Llegó una tarde hasta el edificio de la calle Quintana. Subió hasta el quinto piso en un ascensor lento y lleno de quejidos, entró a un living alfombrado de muebles oscuros y con un leve olor a eucaliptos. Y allí, en esa casa que no conocía, se sentó en un banquito de madera adornada con plata reluciente a esperar al dueño.
Eran ya las siete de la tarde, y Menéndez no aparecía. Fue hasta la cocina para servirse algo de tomar, pero la heladera estaba completamente vacía, salvo por medio limón y un pedazo de queso castigado por el frío. Cerró la puerta blanca con desgano, soltando algún insulto al aire. Se dio vuelta para agarrar un vaso y servirse agua de la canilla, y se quedó perpleja.
–No sabía que ibas a estar acá –le dijo Menéndez, agarrándola de la cintura y estampándole un beso.
–Quería darte una sorpresa –titubeó ella –, pero me salió al revés. ¿Cómo te fue?
–Bien, qué sé yo. Cada día se pone peor. ¿Querés que te invite a cenar? ¿O ya tenés planes?
–Como usted mande, doctor. Soy toda suya –se le acercó y le dio un beso parecido al que él le había dado antes.
Menéndez se acomodó la corbata negra con rayas grises diagonales, y se fue en dirección al baño. Rápidamente, ella agarró la cuchilla que estaba pegada al imán que colgaba de la pared, y se quedó unos segundos pensando, mirando el filo brillante de aquel cubierto poderoso que tantas comidas había lastimado y vencido.

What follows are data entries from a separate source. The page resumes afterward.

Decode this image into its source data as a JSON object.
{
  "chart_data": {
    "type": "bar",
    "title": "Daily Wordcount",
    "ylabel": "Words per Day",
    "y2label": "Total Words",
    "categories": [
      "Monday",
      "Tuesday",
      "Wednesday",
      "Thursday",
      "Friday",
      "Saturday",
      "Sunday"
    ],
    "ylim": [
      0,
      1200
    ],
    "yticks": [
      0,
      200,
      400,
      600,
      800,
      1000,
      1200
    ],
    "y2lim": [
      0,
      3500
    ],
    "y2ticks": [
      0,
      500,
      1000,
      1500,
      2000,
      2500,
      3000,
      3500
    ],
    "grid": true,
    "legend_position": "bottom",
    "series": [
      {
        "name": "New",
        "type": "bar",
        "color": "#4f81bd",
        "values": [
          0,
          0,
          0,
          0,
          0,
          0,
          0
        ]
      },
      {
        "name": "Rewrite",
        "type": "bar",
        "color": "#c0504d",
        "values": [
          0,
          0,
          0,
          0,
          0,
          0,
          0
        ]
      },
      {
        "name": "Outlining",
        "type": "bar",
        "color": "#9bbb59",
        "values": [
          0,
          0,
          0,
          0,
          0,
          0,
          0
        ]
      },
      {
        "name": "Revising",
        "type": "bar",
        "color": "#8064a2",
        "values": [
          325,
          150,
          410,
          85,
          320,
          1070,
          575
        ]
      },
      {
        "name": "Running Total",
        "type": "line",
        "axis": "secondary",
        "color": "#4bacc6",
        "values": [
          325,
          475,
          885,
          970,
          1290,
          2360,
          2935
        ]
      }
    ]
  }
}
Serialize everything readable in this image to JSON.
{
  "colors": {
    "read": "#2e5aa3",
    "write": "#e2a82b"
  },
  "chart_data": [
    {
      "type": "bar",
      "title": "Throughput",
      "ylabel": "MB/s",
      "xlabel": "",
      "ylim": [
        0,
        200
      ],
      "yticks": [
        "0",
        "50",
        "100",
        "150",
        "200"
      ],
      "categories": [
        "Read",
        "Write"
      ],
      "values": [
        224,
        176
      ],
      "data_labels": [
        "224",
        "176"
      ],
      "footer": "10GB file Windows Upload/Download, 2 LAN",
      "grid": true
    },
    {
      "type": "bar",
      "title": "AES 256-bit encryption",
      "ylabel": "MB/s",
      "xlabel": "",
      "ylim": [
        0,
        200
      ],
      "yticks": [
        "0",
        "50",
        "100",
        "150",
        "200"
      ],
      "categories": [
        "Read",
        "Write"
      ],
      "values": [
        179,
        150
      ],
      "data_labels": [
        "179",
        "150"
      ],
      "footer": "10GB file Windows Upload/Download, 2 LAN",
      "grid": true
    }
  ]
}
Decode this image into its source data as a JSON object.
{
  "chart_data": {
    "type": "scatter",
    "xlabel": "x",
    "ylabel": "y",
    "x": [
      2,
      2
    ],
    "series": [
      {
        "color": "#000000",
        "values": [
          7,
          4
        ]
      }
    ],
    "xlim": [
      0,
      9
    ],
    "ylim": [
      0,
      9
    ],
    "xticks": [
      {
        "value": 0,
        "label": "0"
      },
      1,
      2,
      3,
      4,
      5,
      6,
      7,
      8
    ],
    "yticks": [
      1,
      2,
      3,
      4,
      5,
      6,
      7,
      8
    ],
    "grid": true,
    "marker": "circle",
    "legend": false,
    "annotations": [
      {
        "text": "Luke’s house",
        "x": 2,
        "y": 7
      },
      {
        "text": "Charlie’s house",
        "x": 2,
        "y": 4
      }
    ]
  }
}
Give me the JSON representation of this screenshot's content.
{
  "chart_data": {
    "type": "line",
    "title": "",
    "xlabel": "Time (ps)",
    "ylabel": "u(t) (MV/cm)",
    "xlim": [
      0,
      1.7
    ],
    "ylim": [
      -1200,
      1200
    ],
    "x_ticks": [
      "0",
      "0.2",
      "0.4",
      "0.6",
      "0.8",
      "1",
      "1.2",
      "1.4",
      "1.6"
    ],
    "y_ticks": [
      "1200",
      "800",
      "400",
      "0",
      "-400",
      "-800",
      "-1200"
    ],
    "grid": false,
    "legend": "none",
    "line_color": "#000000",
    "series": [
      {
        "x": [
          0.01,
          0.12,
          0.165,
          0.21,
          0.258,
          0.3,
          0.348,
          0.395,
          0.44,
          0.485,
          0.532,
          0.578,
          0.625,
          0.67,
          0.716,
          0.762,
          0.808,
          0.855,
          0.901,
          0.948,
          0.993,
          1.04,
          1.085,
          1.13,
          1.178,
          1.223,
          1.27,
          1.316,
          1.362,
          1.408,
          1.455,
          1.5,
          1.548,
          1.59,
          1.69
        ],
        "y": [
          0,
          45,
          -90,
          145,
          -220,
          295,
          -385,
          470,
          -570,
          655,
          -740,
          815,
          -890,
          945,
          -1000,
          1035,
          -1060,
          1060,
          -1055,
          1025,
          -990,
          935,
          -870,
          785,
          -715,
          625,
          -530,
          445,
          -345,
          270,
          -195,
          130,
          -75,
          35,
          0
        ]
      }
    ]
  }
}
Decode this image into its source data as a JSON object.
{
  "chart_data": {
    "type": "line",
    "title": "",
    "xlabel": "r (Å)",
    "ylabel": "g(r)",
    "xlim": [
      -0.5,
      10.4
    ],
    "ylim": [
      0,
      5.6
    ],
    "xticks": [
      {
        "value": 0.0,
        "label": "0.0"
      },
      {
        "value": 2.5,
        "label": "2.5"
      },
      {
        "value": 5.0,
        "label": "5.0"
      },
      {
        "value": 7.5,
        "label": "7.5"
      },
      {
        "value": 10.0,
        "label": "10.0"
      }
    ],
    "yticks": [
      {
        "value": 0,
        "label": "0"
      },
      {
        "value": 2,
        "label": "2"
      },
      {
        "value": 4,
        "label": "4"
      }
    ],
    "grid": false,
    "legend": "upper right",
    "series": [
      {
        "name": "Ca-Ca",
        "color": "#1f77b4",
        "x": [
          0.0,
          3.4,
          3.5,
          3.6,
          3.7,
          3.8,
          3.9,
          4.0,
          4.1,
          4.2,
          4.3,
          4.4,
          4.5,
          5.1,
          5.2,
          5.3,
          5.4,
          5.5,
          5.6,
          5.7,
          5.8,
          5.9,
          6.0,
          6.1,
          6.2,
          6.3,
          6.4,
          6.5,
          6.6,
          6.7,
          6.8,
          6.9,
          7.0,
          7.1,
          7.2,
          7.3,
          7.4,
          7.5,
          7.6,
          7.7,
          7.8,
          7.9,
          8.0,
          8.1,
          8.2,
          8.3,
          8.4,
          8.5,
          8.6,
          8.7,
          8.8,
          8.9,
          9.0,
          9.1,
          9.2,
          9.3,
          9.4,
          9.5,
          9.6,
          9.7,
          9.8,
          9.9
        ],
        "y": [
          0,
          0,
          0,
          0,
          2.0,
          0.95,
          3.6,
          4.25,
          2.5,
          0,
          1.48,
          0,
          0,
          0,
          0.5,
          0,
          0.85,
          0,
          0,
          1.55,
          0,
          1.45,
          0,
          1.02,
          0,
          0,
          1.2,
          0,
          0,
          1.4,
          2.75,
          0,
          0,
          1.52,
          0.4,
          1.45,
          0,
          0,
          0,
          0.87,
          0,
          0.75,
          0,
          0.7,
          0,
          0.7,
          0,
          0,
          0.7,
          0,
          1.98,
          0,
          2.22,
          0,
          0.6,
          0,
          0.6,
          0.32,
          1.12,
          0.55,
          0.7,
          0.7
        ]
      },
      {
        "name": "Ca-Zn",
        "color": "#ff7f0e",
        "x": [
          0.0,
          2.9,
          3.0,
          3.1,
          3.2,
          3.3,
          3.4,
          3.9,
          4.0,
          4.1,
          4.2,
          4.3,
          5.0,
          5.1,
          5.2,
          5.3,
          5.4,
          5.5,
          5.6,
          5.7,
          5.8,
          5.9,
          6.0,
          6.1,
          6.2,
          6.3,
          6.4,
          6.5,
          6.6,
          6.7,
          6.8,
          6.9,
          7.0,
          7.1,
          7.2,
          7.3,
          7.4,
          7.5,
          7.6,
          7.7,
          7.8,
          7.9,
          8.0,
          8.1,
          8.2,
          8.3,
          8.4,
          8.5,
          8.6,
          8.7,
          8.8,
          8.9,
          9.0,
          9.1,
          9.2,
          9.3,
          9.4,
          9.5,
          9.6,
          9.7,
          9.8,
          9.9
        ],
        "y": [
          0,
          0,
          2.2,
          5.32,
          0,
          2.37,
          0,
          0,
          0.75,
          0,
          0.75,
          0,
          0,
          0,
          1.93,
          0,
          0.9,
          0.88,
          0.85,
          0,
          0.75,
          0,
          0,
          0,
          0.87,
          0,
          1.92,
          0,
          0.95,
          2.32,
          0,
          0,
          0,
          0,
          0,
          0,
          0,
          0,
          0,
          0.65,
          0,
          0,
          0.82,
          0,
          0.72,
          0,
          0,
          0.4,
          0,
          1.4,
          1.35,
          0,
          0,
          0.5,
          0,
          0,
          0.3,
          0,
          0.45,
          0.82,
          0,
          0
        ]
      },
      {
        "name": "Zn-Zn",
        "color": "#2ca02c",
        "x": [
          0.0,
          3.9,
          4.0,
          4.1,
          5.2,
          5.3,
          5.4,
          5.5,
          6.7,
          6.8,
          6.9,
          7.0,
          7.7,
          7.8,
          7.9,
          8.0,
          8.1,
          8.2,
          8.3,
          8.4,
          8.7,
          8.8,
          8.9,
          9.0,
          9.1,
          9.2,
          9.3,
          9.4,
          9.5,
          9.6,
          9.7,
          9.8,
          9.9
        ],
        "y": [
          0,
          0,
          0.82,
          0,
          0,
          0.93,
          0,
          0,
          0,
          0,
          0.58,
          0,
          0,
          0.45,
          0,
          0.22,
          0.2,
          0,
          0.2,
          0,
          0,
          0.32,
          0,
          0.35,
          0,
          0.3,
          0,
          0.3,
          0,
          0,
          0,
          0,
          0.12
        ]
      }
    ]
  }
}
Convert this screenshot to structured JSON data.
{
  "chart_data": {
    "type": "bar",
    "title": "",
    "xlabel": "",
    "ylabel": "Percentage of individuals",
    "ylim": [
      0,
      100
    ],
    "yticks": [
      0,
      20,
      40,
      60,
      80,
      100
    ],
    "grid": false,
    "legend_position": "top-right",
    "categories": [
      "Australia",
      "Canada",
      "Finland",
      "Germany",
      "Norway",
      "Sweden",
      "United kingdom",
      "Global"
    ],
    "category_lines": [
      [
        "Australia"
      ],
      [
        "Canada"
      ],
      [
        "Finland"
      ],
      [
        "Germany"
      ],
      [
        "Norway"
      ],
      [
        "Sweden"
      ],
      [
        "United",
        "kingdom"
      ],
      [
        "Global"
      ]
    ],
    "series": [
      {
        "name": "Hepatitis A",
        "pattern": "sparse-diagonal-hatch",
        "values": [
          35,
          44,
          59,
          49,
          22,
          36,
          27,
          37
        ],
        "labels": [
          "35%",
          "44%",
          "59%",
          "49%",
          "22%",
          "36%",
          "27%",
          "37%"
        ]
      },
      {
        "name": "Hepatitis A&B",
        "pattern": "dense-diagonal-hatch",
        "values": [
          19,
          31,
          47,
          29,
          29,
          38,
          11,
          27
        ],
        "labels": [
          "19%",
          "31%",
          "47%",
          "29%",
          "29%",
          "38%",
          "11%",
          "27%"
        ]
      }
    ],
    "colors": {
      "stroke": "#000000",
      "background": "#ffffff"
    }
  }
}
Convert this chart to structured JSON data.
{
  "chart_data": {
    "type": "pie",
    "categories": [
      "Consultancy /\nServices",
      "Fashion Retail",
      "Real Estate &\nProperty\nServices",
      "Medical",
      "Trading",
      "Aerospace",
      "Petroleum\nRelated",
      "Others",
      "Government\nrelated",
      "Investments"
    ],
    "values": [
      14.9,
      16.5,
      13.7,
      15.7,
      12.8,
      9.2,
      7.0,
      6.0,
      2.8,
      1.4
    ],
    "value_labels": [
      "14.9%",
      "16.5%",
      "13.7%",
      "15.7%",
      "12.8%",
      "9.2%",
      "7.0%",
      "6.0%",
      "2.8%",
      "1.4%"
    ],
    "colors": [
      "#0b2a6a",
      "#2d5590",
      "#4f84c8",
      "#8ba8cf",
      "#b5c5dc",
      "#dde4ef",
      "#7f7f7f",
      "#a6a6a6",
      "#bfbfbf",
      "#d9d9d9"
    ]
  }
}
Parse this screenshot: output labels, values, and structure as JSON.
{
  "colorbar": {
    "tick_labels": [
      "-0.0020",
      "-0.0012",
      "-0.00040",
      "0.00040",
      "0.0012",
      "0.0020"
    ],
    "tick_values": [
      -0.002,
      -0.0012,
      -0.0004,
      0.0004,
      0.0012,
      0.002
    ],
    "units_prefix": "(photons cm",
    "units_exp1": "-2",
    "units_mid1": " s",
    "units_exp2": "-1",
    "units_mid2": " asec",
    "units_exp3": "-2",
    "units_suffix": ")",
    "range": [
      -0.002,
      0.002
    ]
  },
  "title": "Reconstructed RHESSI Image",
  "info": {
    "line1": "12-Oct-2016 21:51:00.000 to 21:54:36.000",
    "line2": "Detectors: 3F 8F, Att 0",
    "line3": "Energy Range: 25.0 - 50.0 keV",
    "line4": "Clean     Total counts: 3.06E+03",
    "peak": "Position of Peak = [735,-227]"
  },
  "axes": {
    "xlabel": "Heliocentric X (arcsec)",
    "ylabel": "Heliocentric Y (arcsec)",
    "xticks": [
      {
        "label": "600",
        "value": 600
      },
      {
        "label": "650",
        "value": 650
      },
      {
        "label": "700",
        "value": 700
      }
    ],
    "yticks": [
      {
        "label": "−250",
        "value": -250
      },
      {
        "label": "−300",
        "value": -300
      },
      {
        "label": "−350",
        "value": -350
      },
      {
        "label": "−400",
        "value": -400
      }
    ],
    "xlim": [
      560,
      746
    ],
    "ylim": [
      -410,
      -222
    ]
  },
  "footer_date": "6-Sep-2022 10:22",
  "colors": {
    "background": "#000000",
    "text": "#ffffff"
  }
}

–¿Está todo bien? –preguntó Menéndez a sus espaldas, dejando un manojo de llaves ruidosas en el portallaves, y buscando otra más para agarrar.
–¿Estás buscando ésta? –le dijo levantando una pequeña llavecita dorada con forma de tubo, con algunos lunares y puntitos a lo largo. No dejó casi ni que se diera vuelta, y le clavó la cuchilla debajo de las costillas. Menéndez la miró horrorizado, con la boca abierta dejando escapar una lengua espasmódica y los ojos inundados. Su cara no era -solamente- de dolor; era de incertidumbre. La carne se le retorció cuando la cuchilla se retiró de su cuerpo y volvió a entrar, ahora en medio de su vientre. Ella le acarició los labios con su dedo y lo besó apasionadamente. Cuando despegó su boca de la de él, sintió un sabor metálico, un gusto a hierro. Los dientes de Menéndez estaban teñidos de una nube carmín, y sus ojos ya no se movían. Ella lo dejó caer sobre la alfombra azul, y caminó tranquilamente hasta la habitación. Abrió el armario de puertas blancas, e introdujo la llavecita dorada en la cerradura de la caja fuerte. "Soy suya, doctor", se dijo, antes de girar la llave, con una casi imperceptible sonrisa en su boca. "Soy toda suya".